After a recent hearing on a hot topic, an open microphone caught him saying some not-so-nice things about a constituent and her opposition to a bill he supports.

State Rep. Jimmy Eldridge, R-Jackson, wants an overhaul of the state's workers compensation system, and his bill would create a state agency, moving the system from the court.

However, when discussing the bill candidly in a committee room this week he apparently did not notice a nearby microphone.

"I'm going to take care of that bill. That freight train is going off," Eldridge was overheard saying near a Legislative Plaza lectern.

Patsy Johnson does not support the legislation, and the constituent in Eldridge's district wrote that in their hometown newspaper:

"Chairman Eldridge has tremendous influence on the final version of this unwarranted attack on injured workers. Will he stand tall for injured workers or cave to the big money special interests?"

"She's on the state Democratic party. She won't be supporting me, or you, or anybody else," Eldridge said.

Eldridge spoke freely about the letter, the woman and the bigger issue at hand.

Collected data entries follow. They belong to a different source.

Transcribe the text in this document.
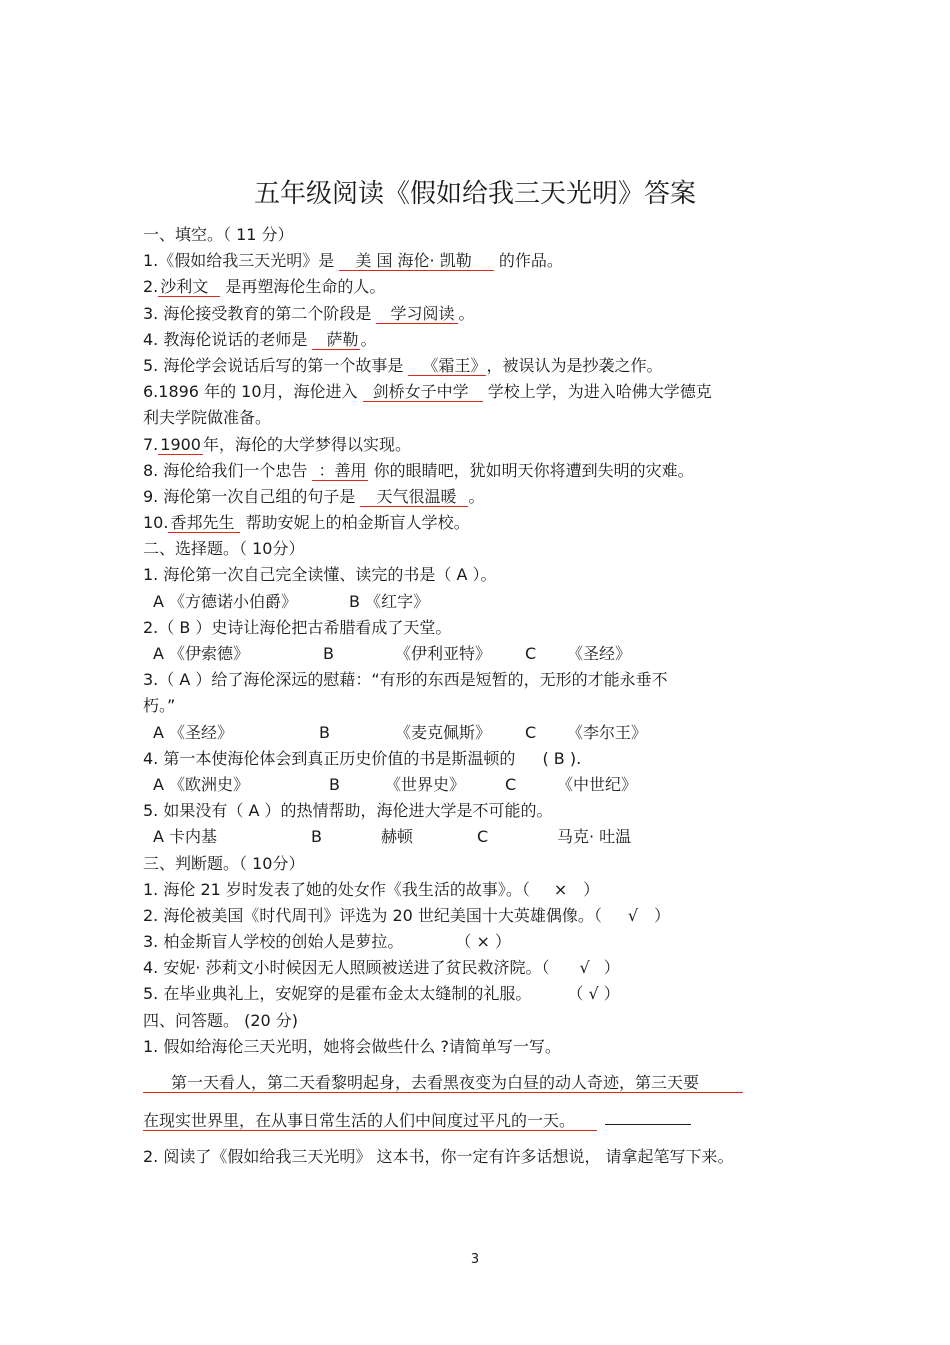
五年级阅读《假如给我三天光明》答案
一、填空。（ 11 分）
1.《假如给我三天光明》是 美 国 海伦· 凯勒 的作品。
2. 沙利文 是再塑海伦生命的人。
3. 海伦接受教育的第二个阶段是 学习阅读 。
4. 教海伦说话的老师是 萨勒 。
5. 海伦学会说话后写的第一个故事是 《霜王》 ，被误认为是抄袭之作。
6.1896 年的 10月，海伦进入 剑桥女子中学 学校上学，为进入哈佛大学德克
利夫学院做准备。
7. 1900 年，海伦的大学梦得以实现。
8. 海伦给我们一个忠告 ：善用 你的眼睛吧，犹如明天你将遭到失明的灾难。
9. 海伦第一次自己组的句子是 天气很温暖 。
10. 香邦先生 帮助安妮上的柏金斯盲人学校。
二、选择题。（ 10分）
1. 海伦第一次自己完全读懂、读完的书是（ A ）。
A 《方德诺小伯爵》	B 《红字》
2.（ B ）史诗让海伦把古希腊看成了天堂。
A 《伊索德》	B	《伊利亚特》 C 《圣经》
3.（ A ）给了海伦深远的慰藉：“有形的东西是短暂的，无形的才能永垂不
朽。”
A 《圣经》	B	《麦克佩斯》 C 《李尔王》
4. 第一本使海伦体会到真正历史价值的书是斯温顿的 ( B ).
A 《欧洲史》	B	《世界史》 C	《中世纪》
5. 如果没有（ A ）的热情帮助，海伦进大学是不可能的。
A 卡内基	B	赫顿	C	马克· 吐温
三、判断题。（ 10分）
1. 海伦 21 岁时发表了她的处女作《我生活的故事》。（ × ）
2. 海伦被美国《时代周刊》评选为 20 世纪美国十大英雄偶像。（ √ ）
3. 柏金斯盲人学校的创始人是萝拉。	（ × ）
4. 安妮· 莎莉文小时候因无人照顾被送进了贫民救济院。（ √ ）
5. 在毕业典礼上，安妮穿的是霍布金太太缝制的礼服。	（ √ ）
四、问答题。 (20 分)
1. 假如给海伦三天光明，她将会做些什么 ?请简单写一写。
第一天看人，第二天看黎明起身，去看黑夜变为白昼的动人奇迹，第三天要
在现实世界里，在从事日常生活的人们中间度过平凡的一天。
2. 阅读了《假如给我三天光明》 这本书，你一定有许多话想说， 请拿起笔写下来。
3
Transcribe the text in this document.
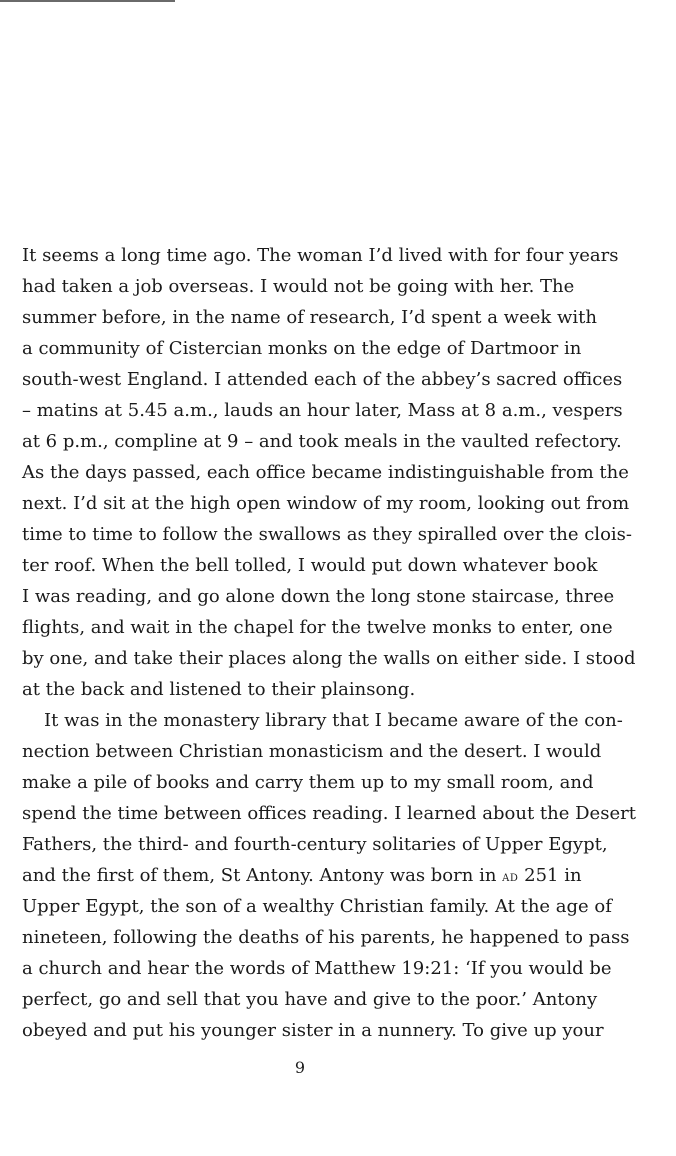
It seems a long time ago. The woman I’d lived with for four years
had taken a job overseas. I would not be going with her. The
summer before, in the name of research, I’d spent a week with
a community of Cistercian monks on the edge of Dartmoor in
south-west England. I attended each of the abbey’s sacred offices
– matins at 5.45 a.m., lauds an hour later, Mass at 8 a.m., vespers
at 6 p.m., compline at 9 – and took meals in the vaulted refectory.
As the days passed, each office became indistinguishable from the
next. I’d sit at the high open window of my room, looking out from
time to time to follow the swallows as they spiralled over the clois-
ter roof. When the bell tolled, I would put down whatever book
I was reading, and go alone down the long stone staircase, three
flights, and wait in the chapel for the twelve monks to enter, one
by one, and take their places along the walls on either side. I stood
at the back and listened to their plainsong.
It was in the monastery library that I became aware of the con-
nection between Christian monasticism and the desert. I would
make a pile of books and carry them up to my small room, and
spend the time between offices reading. I learned about the Desert
Fathers, the third- and fourth-century solitaries of Upper Egypt,
and the first of them, St Antony. Antony was born in ad 251 in
Upper Egypt, the son of a wealthy Christian family. At the age of
nineteen, following the deaths of his parents, he happened to pass
a church and hear the words of Matthew 19:21: ‘If you would be
perfect, go and sell that you have and give to the poor.’ Antony
obeyed and put his younger sister in a nunnery. To give up your
9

"She didn't write that. First of all, everything she wrote was erroneous. All they're trying to do is rouse the employees," Eldridge said.

In response, the group Tennessee Citizen Action fired back.

"Every piece of legislation like this, that will affect hard-working men and women of the state and their families, needs to be given the respect it deserves," said Mary Mancini, executive director of Tennessee Citizen Action. "And to hear him say that he was just pretty much going to disregard that - disregard the process - was very disturbing."

Critics did not get the chance to speak at this week's hearing. Now, it seems they have something else to address the next time they do.

"All the interested parties will have the opportunity to express their views," Eldridge said. "And I welcome the healthy discussions and debate that's certain to take place in the coming days."

The bill comes up in a full committee meeting on Tuesday. Eldridge runs that committee and will limit the discussion to just 10 minutes on either side.

Some don't think that's enough time, but Eldridge said this bill will go through plenty of steps and plenty of discussion before going to the full floor of the House.